Le gouvernement a procédé à la mise en place, au niveau du ministère de l’économie, des finances et de la réforme de l’administration, d’un comité de veille économique (CVE). Ce comité est chargé d’une part, de suivre de près l’évolution de la situation économique à travers des mécanismes rigoureux de suivre et d’évaluation et d’une part, d’identifier les mesures appropriées en termes d’accompagnement des secteurs impactés.
Il s’agit en premier lieu, de la suspension des charges fiscales au 31 mars et des charges salariales pour tous les secteurs, sauf ceux ne souffrant pas de la crise. Aussi, l’instauration d’un moratoire sur les échéances bancaires pour les entreprises, en particulier les TPME, avec la condition d’un traitement au cas par cas. Le comité a proposé aussi la suspension des contrôles fiscaux et des Avis à Tiers Détenteur (ATD), et ce jusqu’à nouvel ordre. Il est également question de mettre en place une indemnité de perte d’emploi pour cause de licenciement économique à activer via la caisse nationale de la sécurité sociale (CNSS).
Enfin, le comité a proposé la mise en place d’un fonds de soutien aux secteurs touchés pour lesquels les mesures précitées ne seront pas suffisantes et de déclarer le Covid-19 comme cas de force majeure s’agissant des marchés publics.
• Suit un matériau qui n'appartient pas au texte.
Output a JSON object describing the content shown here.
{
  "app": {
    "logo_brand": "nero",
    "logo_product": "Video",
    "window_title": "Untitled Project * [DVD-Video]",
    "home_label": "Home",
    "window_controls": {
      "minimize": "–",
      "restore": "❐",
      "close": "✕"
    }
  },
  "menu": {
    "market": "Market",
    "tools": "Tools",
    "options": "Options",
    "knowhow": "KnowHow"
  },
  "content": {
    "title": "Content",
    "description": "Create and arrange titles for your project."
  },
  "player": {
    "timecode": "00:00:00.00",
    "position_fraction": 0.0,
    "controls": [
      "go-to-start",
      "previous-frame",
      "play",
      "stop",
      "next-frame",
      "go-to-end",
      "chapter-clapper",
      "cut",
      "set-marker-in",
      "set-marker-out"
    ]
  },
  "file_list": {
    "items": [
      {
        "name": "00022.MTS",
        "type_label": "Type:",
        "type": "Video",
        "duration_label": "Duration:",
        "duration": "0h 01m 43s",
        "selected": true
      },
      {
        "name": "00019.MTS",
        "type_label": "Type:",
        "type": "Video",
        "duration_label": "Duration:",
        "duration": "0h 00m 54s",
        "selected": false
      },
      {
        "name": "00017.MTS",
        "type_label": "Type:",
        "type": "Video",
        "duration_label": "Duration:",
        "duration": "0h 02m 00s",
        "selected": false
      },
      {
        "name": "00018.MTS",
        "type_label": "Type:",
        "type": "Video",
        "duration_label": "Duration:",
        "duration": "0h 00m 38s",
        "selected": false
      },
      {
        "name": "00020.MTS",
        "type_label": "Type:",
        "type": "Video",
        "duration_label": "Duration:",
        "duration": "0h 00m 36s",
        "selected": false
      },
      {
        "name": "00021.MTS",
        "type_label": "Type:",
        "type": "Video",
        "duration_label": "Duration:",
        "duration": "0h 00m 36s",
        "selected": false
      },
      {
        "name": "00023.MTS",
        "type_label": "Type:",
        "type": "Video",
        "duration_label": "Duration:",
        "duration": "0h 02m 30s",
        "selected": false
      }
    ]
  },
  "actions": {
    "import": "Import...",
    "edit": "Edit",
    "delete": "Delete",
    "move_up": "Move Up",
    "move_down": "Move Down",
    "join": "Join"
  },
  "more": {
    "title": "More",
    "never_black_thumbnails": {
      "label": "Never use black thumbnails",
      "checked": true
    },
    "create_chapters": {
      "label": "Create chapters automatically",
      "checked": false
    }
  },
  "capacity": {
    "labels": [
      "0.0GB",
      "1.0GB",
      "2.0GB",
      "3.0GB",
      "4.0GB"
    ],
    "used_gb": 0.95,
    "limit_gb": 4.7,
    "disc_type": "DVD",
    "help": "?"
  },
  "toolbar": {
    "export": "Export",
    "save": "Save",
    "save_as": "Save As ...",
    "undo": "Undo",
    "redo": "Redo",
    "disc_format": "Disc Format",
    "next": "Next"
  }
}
Et suite aux hautes instructions du Roi Mohammed VI, un fonds spécial pour la gestion de la pandémie a été créé à l’effet de prendre en charge les dépenses de mise en niveau du dispositif médical, et de soutenir l’économie marocaine et ses acteurs face aux retombées négatives de cette pandémie. Dans ce cadre, le CVE a décidé l’octroi d’une indemnité forfaitaire mensuelle nette de 2000 DH, en plus du bénéfice des prestations relatives à l’assurance maladie obligatoire et aux allocations familiales, au profit des salariés, des employés sous contrat et des marins pêcheurs en arrêt provisoire de travail, déclarés à la CNSS au titre du mois de février 2020, et relevant des entreprises en difficulté, affiliés à la CNSS, et ce pendant la période allant du 15 mars au 30 juin 2020. Dans le même sillage, et s’agissant des ménages sans aucune couverture sociale et du secteur informel, l’opérationnalisation des mesures décidées à les indemniser est sur la bonne voie.
D’autre ampleur inhabituelle, les mesures publiques cherchent à protéger l’activité et les salariés, pour permettre une sortie de crise rapide. Mais les dégâts seront inévitablement nombreux. Seul l’avenir nous le dira.